The millionaire boss of fashion brand White Stuff wants to plant more than 1,000 trees to hide a tennis court, garage and skate park he built without permission at his South Hams home.

Sean Thomas has submitted a retrspective planning application for the additions to his luxury home near Salcombe.

The businessman built the court, skate bowl and two-storey double garage at his home at Gerston Point which overlooks the Kingsbridge estuary, without planning permission in 2016.

He is battling South Hams Council to save the development, which is in an Area of Outstanding Natural Beauty, after the authority ordered him to tear it down and return the land to its previous condition.

His last planning application was turned down by the district council in September 2019 after a planning officer hailed the additions an “unwelcome and incongruous intrustion into an undeveloped countryside location.”

Mr Thomas’s latest plans include “substantial new planting over over 1,000 native trees” to “help screen” the development, as well as a bat roost, bird boxes and the planting of wild flowers along the estuary.

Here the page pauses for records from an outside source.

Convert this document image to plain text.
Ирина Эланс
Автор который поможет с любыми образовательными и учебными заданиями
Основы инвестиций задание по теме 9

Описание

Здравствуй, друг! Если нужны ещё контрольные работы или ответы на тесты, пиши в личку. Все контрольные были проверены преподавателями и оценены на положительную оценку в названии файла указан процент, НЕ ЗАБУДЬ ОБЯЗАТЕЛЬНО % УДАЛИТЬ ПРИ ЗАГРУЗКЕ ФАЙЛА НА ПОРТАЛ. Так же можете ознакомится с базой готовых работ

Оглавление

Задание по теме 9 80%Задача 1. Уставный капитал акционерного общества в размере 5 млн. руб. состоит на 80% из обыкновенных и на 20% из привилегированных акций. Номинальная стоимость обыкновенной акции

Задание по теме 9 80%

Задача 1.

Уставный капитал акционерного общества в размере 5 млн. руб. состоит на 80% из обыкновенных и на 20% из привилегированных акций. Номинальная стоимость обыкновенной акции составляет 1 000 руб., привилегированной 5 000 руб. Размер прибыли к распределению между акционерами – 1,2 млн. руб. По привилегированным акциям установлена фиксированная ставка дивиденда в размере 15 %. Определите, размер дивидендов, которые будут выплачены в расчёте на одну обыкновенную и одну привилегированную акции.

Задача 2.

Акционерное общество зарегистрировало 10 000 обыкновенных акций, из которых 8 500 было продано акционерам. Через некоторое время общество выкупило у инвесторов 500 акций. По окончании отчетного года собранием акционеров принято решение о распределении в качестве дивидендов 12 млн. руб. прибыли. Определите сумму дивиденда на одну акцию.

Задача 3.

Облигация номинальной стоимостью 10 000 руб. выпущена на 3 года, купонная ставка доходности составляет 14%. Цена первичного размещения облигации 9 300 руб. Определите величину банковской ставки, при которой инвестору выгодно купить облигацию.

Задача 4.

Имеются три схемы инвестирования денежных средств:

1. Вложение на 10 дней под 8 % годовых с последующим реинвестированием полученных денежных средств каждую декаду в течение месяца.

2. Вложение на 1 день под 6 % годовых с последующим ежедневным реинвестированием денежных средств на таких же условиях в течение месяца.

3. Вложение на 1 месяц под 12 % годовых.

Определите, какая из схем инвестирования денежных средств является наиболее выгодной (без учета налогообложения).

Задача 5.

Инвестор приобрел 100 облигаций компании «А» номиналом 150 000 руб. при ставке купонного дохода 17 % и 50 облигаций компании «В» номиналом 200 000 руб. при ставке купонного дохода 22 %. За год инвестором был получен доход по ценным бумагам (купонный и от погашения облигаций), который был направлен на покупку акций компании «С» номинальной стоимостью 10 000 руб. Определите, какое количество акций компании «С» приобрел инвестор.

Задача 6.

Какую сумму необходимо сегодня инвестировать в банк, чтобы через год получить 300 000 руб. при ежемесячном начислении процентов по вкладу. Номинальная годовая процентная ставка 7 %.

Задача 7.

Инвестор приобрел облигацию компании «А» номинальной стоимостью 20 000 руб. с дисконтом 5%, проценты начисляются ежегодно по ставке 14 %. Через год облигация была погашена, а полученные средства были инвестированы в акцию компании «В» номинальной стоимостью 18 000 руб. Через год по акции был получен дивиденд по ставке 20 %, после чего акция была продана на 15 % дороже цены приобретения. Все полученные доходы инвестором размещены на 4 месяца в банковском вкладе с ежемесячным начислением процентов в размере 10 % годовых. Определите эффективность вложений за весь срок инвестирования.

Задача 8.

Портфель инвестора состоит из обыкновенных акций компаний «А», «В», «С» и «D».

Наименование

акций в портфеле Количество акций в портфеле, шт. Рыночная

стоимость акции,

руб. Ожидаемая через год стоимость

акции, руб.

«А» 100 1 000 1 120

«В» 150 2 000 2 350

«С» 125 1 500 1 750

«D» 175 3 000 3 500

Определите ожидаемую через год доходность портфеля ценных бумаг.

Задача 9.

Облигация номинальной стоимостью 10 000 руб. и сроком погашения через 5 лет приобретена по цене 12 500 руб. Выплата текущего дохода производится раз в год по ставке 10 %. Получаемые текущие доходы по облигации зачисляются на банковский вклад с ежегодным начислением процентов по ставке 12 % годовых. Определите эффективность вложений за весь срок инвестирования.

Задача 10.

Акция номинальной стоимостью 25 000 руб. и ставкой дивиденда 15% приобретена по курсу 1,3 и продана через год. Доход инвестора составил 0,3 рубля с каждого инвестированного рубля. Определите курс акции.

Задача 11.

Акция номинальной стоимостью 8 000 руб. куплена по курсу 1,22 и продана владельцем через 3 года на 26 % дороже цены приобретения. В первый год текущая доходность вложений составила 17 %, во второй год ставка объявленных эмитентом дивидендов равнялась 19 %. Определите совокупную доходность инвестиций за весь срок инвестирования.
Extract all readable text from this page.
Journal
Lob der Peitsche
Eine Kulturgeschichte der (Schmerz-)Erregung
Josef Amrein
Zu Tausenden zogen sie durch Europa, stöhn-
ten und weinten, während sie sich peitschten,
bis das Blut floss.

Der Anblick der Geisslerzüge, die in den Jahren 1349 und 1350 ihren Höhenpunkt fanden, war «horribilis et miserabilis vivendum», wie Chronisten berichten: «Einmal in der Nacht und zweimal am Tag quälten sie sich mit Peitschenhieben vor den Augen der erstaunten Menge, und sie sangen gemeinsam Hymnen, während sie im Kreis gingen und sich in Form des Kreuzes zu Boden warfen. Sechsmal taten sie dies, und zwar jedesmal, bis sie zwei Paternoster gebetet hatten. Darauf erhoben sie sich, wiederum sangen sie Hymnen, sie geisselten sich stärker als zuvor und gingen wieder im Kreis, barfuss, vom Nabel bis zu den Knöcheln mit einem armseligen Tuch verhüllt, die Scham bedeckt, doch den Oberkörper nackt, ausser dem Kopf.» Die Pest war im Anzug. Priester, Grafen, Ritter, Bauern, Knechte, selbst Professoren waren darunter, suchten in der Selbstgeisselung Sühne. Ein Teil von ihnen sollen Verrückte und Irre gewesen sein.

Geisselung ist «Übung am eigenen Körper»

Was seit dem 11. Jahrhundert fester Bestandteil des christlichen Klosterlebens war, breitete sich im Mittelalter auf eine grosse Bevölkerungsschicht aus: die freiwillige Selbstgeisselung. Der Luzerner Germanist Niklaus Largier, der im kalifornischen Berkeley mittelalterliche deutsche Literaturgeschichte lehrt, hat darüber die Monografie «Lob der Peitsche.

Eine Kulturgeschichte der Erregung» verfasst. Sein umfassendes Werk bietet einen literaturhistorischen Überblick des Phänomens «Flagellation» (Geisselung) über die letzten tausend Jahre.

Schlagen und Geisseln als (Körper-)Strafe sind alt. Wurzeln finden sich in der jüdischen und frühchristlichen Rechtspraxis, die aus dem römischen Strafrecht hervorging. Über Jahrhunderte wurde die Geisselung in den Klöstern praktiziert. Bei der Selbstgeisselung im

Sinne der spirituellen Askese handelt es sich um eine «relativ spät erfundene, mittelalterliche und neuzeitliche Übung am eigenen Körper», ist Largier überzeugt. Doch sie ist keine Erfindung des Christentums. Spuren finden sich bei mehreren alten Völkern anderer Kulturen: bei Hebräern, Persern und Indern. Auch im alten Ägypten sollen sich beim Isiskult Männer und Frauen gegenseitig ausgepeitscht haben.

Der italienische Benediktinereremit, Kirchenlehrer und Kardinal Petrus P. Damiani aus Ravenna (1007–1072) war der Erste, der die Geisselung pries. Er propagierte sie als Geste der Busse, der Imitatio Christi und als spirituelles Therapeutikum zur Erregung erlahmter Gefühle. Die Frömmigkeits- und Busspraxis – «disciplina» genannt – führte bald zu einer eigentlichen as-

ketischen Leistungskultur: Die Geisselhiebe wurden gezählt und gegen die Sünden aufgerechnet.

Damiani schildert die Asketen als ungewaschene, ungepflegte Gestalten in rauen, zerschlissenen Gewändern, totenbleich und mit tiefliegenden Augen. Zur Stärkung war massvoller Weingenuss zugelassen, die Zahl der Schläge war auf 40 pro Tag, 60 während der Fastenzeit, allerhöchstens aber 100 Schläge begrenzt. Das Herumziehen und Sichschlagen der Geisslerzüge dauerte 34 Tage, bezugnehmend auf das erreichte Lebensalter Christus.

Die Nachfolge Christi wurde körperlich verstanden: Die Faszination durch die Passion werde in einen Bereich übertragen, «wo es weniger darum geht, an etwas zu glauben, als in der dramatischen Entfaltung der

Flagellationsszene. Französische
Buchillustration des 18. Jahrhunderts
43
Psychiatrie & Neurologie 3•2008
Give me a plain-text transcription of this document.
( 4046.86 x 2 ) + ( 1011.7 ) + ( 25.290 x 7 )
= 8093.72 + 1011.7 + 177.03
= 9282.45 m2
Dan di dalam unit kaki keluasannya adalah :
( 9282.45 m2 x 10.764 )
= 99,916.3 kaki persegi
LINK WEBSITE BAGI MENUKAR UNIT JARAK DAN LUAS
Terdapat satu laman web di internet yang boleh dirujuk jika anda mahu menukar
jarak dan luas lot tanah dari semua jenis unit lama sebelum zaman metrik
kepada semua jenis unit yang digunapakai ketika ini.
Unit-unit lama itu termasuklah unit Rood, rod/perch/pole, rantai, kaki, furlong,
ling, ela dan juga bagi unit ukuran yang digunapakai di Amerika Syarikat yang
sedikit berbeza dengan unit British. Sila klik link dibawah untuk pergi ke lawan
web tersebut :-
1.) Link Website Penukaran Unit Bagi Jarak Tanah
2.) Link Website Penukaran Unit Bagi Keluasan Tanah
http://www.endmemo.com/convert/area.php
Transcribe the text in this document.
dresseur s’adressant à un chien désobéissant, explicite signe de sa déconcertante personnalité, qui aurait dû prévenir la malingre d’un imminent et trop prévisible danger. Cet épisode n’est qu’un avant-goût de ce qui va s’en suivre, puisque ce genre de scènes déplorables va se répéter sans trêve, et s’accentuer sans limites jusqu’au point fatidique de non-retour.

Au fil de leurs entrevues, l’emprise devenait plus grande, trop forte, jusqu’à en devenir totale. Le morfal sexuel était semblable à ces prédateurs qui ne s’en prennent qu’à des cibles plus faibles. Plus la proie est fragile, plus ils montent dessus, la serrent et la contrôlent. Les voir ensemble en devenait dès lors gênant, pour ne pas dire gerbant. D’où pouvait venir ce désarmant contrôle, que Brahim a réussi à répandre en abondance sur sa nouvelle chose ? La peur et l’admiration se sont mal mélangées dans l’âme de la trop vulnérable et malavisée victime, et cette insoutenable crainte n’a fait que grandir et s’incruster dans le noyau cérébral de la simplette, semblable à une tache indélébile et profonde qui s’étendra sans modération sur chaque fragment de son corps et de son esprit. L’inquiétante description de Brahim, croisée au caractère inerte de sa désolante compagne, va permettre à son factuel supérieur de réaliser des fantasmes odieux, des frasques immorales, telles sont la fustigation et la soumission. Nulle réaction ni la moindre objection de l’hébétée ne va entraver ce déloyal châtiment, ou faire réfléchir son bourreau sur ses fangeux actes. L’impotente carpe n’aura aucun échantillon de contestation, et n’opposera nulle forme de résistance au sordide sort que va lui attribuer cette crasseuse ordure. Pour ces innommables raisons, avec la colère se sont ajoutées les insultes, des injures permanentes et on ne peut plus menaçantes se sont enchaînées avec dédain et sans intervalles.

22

It also proposals a reed clearance and de-silting of a wetland area near his property and the millionaire has offered to repaint the roof of the garage a darker grey so it “assimilates far more successfully into the wider landscape.”

An objection to the proposals has been received by the council from Bob Christian of Punchards Down, Totnes, who said: “This is a protected site as far as I was aware, and the owner was told to stop building and return the land back to its origins.

“I guess when you have money the rules don’t apply.”

Peirs Rogers of Higher Warren Road, Kingsbridge also objected, saying: “It would never have been granted if applied for before the work was completed.”

The application will be considered by the council’s planning committee.

The South Hams Society has urged people to write to the council about the planning applicaation.

On its Facebook site, the conservation charity wrote: “Now, we at the SHS aren’t against people doing what they want with their homes: but we are here to protect the AONB for everyone to enjoy.

“The South Hams Society works hard on behalf of the community to keep the South Hams special, to monitor inappropriate development and to insist that SHDC enforces their own stated planning policy when necessary. Otherwise whats the point of having it at all?”